Toplantıda ilk sözü Sebahat Tuncel aldı. Amaçlarının sadece parlamentoya girmek değil, erkeklerin kapladığı tüm alanları değiştirip dönüştürmek olduğunu söyledi. Kadınların sadece kadın sorunları ile değil dünyadaki bütün sorunlarla ilgilenir hale gelmelerinin önemini vurguladı. KADER’in kampanyasına atıfta bulundu, bu kampanyanın değerine değindi ama yeterli bulmadığını da belirtti. Meclis’teki kadınların ‘biyolojik olarak’ kadın olmalarının yetmeyeceğine, asıl olanın kadın bakış açısı olduğuna, bu bakış açısının da paha biçilmezliğine değindi Tuncel. Bu köşeden hep vurguladığımız çoğulluğa, karar verme mekanizmalarındaki kadın sesine, bu sesteki renkliliğe atıfta bulundu. Ardından Muğla’dan bağımsız aday olan Şehbal Şenyurt sözü aldı. Şenyurt, Giresun’da doğmuş, kendini ilk gençlik yıllarından bu yana bir dünya vatandaşı olarak tanımlayan bir aktivist ve gazeteci. Azınlık hakları, Kürt halkının özgürlük mücadelesi, kadın dayanışması ve ekolojik yaşamın korunması gibi konularda çalışmaları olan Şenyurt demokrasi mücadelesinin içinde yer almış. Onun da altını çizdiği en önemli husus politikanın sadece Meclis’te değil sokaklarda belirleniyor olması. İnsanların yaşam tanıklıklarının bu politikaları belirleyeceğine ve politikanın yaşamın içersinden beslendiğine inanıyor.

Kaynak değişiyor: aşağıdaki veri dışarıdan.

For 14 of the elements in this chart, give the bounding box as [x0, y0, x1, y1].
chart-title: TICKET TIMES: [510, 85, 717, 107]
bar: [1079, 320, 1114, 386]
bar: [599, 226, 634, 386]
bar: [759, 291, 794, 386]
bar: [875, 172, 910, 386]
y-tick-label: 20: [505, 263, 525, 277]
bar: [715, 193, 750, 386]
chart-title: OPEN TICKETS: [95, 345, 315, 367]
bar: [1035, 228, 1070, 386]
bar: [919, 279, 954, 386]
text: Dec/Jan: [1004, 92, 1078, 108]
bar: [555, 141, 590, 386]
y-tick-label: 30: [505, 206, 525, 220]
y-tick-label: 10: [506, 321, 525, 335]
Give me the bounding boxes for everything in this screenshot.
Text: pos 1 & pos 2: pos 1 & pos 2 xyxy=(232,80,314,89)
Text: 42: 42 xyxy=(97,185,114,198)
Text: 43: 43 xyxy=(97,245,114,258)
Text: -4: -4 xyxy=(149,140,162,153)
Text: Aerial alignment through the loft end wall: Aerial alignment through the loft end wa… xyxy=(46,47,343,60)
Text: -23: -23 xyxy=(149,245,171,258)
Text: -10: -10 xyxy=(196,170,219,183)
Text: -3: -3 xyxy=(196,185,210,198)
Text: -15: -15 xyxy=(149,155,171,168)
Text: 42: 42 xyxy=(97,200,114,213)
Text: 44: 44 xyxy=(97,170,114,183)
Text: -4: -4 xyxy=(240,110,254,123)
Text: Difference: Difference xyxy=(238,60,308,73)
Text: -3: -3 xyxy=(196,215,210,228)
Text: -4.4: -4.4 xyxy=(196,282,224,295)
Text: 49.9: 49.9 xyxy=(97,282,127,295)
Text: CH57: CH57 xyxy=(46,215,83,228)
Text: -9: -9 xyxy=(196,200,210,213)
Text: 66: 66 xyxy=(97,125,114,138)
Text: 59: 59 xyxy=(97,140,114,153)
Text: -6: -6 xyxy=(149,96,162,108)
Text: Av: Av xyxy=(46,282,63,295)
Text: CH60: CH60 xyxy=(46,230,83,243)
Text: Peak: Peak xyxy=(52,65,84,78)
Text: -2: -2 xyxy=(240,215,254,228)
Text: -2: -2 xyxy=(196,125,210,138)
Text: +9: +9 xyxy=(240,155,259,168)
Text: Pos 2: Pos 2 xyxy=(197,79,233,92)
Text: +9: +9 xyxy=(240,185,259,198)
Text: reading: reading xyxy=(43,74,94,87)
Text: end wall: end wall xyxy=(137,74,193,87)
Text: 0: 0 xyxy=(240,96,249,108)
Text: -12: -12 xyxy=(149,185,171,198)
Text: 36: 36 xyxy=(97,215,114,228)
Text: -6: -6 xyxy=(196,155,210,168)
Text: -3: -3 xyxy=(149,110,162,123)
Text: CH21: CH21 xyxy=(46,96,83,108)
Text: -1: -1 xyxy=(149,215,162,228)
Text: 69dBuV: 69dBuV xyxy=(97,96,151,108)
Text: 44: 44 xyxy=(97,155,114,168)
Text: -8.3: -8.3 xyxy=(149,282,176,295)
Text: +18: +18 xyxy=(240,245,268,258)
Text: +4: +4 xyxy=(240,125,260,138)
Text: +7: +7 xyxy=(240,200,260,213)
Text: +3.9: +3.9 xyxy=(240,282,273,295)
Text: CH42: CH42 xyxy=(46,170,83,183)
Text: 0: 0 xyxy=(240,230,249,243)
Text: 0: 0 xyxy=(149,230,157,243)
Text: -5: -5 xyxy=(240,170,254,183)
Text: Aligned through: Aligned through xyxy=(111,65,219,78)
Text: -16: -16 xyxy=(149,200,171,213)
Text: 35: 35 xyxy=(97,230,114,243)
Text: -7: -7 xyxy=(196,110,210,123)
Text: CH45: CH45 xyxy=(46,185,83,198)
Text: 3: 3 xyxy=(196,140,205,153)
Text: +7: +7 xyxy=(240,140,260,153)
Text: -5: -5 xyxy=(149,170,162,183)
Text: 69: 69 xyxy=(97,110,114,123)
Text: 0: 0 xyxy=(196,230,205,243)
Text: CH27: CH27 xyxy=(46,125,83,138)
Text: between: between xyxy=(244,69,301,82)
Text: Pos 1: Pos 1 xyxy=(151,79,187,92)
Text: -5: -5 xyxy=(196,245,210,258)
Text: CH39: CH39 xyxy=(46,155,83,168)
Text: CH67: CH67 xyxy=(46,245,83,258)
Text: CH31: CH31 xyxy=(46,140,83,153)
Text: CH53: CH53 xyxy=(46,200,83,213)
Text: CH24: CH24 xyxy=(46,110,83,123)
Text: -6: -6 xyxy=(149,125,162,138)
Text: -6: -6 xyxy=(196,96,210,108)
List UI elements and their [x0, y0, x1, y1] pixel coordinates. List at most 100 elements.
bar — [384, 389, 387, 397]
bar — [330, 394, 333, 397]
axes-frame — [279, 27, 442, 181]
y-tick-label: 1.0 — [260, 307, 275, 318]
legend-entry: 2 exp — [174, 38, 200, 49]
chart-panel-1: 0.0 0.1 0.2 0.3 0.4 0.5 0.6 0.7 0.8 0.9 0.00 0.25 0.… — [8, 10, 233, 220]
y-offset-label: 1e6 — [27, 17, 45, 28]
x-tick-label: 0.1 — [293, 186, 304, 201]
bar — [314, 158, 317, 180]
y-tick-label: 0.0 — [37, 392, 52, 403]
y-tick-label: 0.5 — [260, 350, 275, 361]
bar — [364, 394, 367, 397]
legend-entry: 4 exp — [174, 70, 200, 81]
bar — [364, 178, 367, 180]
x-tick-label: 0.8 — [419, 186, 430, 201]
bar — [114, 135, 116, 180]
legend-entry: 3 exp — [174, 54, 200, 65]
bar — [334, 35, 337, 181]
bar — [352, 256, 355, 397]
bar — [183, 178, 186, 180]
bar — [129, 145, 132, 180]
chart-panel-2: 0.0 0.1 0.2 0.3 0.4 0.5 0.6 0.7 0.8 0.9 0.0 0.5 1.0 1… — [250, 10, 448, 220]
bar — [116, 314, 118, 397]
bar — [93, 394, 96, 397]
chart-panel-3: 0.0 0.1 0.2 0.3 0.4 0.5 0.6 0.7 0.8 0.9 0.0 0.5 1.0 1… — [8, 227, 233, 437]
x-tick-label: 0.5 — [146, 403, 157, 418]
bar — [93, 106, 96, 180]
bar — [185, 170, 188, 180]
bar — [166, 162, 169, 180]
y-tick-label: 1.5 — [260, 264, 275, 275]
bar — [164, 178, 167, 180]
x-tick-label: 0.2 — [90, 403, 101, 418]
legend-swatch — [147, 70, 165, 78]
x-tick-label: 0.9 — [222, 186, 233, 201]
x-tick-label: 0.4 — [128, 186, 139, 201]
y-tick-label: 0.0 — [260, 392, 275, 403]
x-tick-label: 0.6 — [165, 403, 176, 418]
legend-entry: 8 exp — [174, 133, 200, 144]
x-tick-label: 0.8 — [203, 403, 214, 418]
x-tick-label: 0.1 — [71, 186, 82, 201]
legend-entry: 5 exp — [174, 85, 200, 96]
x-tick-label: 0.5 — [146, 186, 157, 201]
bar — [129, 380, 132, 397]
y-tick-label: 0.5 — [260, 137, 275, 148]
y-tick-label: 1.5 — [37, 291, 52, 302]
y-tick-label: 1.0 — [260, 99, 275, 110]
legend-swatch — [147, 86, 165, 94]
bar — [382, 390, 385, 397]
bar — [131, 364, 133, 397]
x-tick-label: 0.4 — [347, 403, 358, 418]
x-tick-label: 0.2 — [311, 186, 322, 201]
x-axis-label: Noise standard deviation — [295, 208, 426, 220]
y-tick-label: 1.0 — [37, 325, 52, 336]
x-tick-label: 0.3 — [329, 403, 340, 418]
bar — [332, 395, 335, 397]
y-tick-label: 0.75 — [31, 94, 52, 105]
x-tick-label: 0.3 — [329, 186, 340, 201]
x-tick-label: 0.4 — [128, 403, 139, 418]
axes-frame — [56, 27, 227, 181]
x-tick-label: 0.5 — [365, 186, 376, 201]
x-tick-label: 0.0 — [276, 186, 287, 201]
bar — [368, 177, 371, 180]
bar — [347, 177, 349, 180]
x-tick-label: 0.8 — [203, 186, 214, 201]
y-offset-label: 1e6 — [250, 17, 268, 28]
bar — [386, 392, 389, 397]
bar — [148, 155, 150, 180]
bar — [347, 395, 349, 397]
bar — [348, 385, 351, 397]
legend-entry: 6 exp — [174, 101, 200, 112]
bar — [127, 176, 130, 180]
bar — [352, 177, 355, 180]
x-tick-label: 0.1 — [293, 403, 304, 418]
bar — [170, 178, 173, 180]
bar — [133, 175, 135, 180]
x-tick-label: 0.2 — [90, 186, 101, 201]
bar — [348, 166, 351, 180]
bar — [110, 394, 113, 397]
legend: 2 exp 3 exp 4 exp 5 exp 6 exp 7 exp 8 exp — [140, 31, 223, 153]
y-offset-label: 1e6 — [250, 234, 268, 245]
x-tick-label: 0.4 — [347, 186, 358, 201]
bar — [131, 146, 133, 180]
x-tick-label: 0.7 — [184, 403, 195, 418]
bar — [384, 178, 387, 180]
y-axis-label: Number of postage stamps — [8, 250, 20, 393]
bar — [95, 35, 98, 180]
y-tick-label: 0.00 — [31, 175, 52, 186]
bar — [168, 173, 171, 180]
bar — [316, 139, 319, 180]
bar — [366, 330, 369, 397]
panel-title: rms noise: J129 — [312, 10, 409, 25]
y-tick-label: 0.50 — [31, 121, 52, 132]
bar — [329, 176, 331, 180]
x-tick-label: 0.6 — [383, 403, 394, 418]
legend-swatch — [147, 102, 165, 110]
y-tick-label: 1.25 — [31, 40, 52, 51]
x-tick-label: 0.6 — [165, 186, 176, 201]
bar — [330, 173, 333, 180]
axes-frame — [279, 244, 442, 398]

Şenyurt önemli bir gerçeğin altını çizdi konuşmasında. Türkiye’de alt katmanlara itilmiş olan emek sorunlarının, örgütsüzleştirmenin, depolitizasyon sorunlarının gerçekte hiç tartışılmadığına, bütün hayatın yeniden örgütlenmesinin aciliyetine vurgu yaptı. Bu örgütlenmede kadın dili, üslubu, kadın perspektifinin ağırlık kazanmasının politika için olmazsa olmazlığına değindi. Şenyurt’un Muğla’dan aday olmasının temel gerekçeleri bölgede uygulanan enerji politikalarına, HES’lerin vurdumduymazlığına söz konusu tavırla ‘dur’ demek! ‘çünkü kadınlar her konuda olduğu gibi doğanın katledilmesi konusunda da daha duyarlı!’ diyor Şenyurt. ‘Ama ne yazık ki hâlâ erkeklere ön sıraları veriyorlar!’ Buluşmanın manifesto niteliğindeki metnini Melek Ulagay okudu. ülkede demokrasinin yerleşmesi için 45 yılını verdiğini belirten Ulagay, sadece kadınların iktidarı sorgulama gücüne sahip canlılar olduğunu söyledi. ‘Bu seçimler hepimiz ve Türkiye aç ısından çok önemli’ dedi Ulagay. ‘Erkek iktidar biçimlerinin alenen ne olduğunu gördük!’ Besbelli ki artık sıra kadınların olmalıydı!

Talihsiz bir tesadüfle, buluşmanın gerçekleştiği gün, o sabah Etiler’deki patlamaya tanık olduk hepimiz. Sırası geldi söyleyelim: Madem artık sıra kadınlara geliyor, madem artık erkek egemen söylemden kaynaklı şiddetin, her türlü milliyetçiliğin, silaha bulanmış nefretin karşısında kadın dili ve üslubunu savunuyoruz, Etiler’de bacağını yitiren, nefes borusu içerden yanan masum insanların yanında olmanın da tam sırası! Terörün her türlüsünü, haklı haksız herkesi lanetlediğini kabul etmek ve şunu hep birlikte terennüm etme cesaretini bulmak: Şiddete son, bu şiddete yön veren erkek diline son, silahlara son. Kadınlar bunu başarabilirse, bunun hesabını sorabilirse sistemi gerçekten değiştirmiş olacaklar.

Zira hakiki kadın üslubunda ‘kimsenin kanı yerde kalmaz’ nefreti, kini yoktur.